One of the most important effects of the judgment was the prospective ruling direction,
which provided that any appointment of an arbitrator under S. 11 made prior to 26.10.2005 had to
be treated as valid and objections including the existence or validity of the arbitration agreement,
have be decided by the arbitrator under S.16 of the Act. The legal position enunciated by SBP
would govern only application to be filed under S.11 of the Act from 26.10.2005 as also
applications under S.11 (6) of the Act pending as on 26.10.2005 where arbitrator was not appointed.
The decision of the Hon'ble Supreme Court was reiterated in the case of Maharishi Dayanand
University v. Anand Coop. L/C Society Ltd & Anr., wherein it was observed by the Court that if an
appointment of an arbitrator has been made before 26.10.2005, that appointment has to be treated as
valid even if it challenged before this Court.

The next issue which has been raised in many an appeal i.e. who should decide whether
there is an arbitration agreement or not. Should it be decided by the Chief Justice or his designate
before making an appointment of arbitrator under S.11 or the arbitrator who is appointed under S.11
of the Act? This issue is no longer res-integra. Ever since the decision in SBP., it is recognised law,
that any question on whether there is an arbitration agreement or not, or whether the party who has
applied under S.11 of the Act, is a party to such an agreement, is an issue which has to be decided
by the Chief Justice or his designate under S.11 before making appointment of arbitrator.

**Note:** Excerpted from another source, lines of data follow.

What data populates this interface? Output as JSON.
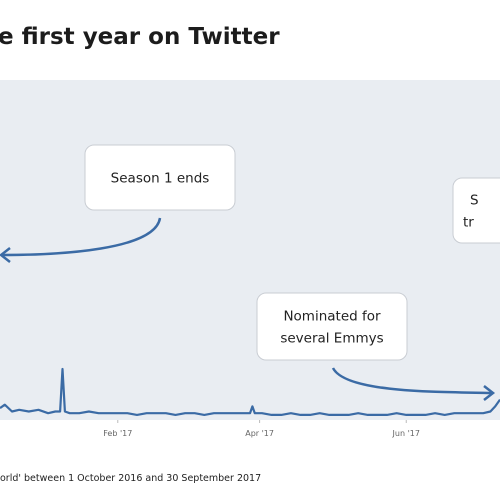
{
  "chart_data": {
    "type": "line",
    "title": "e first year on Twitter",
    "footnote": "orld' between 1 October 2016 and 30 September 2017",
    "x": [
      74,
      76,
      79,
      82,
      86,
      90,
      94,
      97,
      99,
      100,
      101,
      103,
      107,
      111,
      115,
      119,
      123,
      127,
      131,
      135,
      139,
      143,
      147,
      151,
      155,
      159,
      163,
      167,
      171,
      175,
      178,
      179,
      180,
      183,
      187,
      191,
      195,
      199,
      203,
      207,
      211,
      215,
      219,
      223,
      227,
      231,
      235,
      239,
      243,
      247,
      251,
      255,
      259,
      263,
      267,
      271,
      275,
      278,
      280,
      282
    ],
    "values": [
      3.5,
      4.5,
      2.5,
      3,
      2.5,
      3,
      2,
      2.5,
      2.5,
      15,
      2.5,
      2,
      2,
      2.5,
      2,
      2,
      2,
      2,
      1.5,
      2,
      2,
      2,
      1.5,
      2,
      2,
      1.5,
      2,
      2,
      2,
      2,
      2,
      4,
      2,
      2,
      1.5,
      1.5,
      2,
      1.5,
      1.5,
      2,
      1.5,
      1.5,
      1.5,
      2,
      1.5,
      1.5,
      1.5,
      2,
      1.5,
      1.5,
      1.5,
      2,
      1.5,
      2,
      2,
      2,
      2,
      2.5,
      4,
      6
    ],
    "color": "#3b6ba5",
    "xlim": [
      74,
      282
    ],
    "ylim": [
      0,
      100
    ],
    "xticks": [
      {
        "value": 123,
        "label": "Feb '17"
      },
      {
        "value": 182,
        "label": "Apr '17"
      },
      {
        "value": 243,
        "label": "Jun '17"
      }
    ],
    "annotations": [
      {
        "lines": [
          "Season 1 ends"
        ]
      },
      {
        "lines": [
          "Nominated for",
          "several Emmys"
        ]
      },
      {
        "lines": [
          "S",
          "tr"
        ]
      }
    ]
  }
}
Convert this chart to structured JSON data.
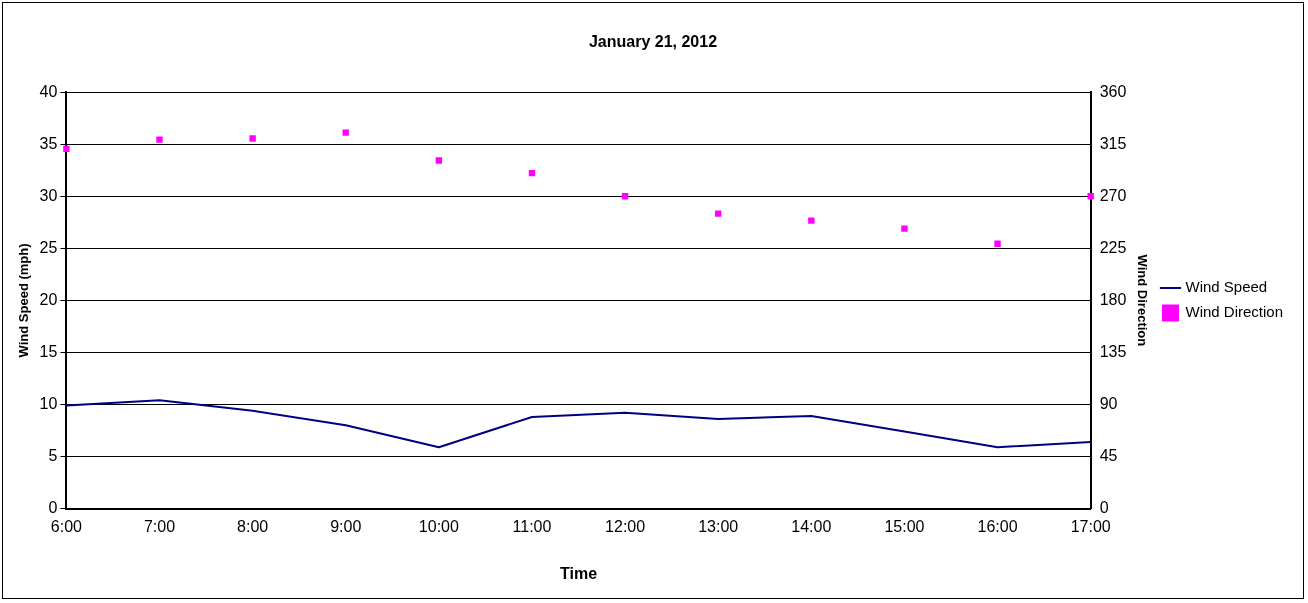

The decision of the Supreme Court in SBP was a watershed moment in the history of the
Arbitration Act in India. The decision in SBP has gone a long way in clearing many a legal hurdle in
appointment of arbitrators under the Act. It has clearly laid down the law applicable to the exercise
of powers by the Chief Justice or his designate under S. 11 of the Act.

The aim of this Article would hence be achieved by summarizing the powers of the Chief
Justice or his designate under S.11 - his own jurisdiction, to entertain the request, the existence of a
valid arbitration agreement, the existence or otherwise of a live claim, the existence of the condition
for exercise of his power and on the qualifications of the arbitrator or arbitrators, and by believing
that it has cleared many a doubt on the subject.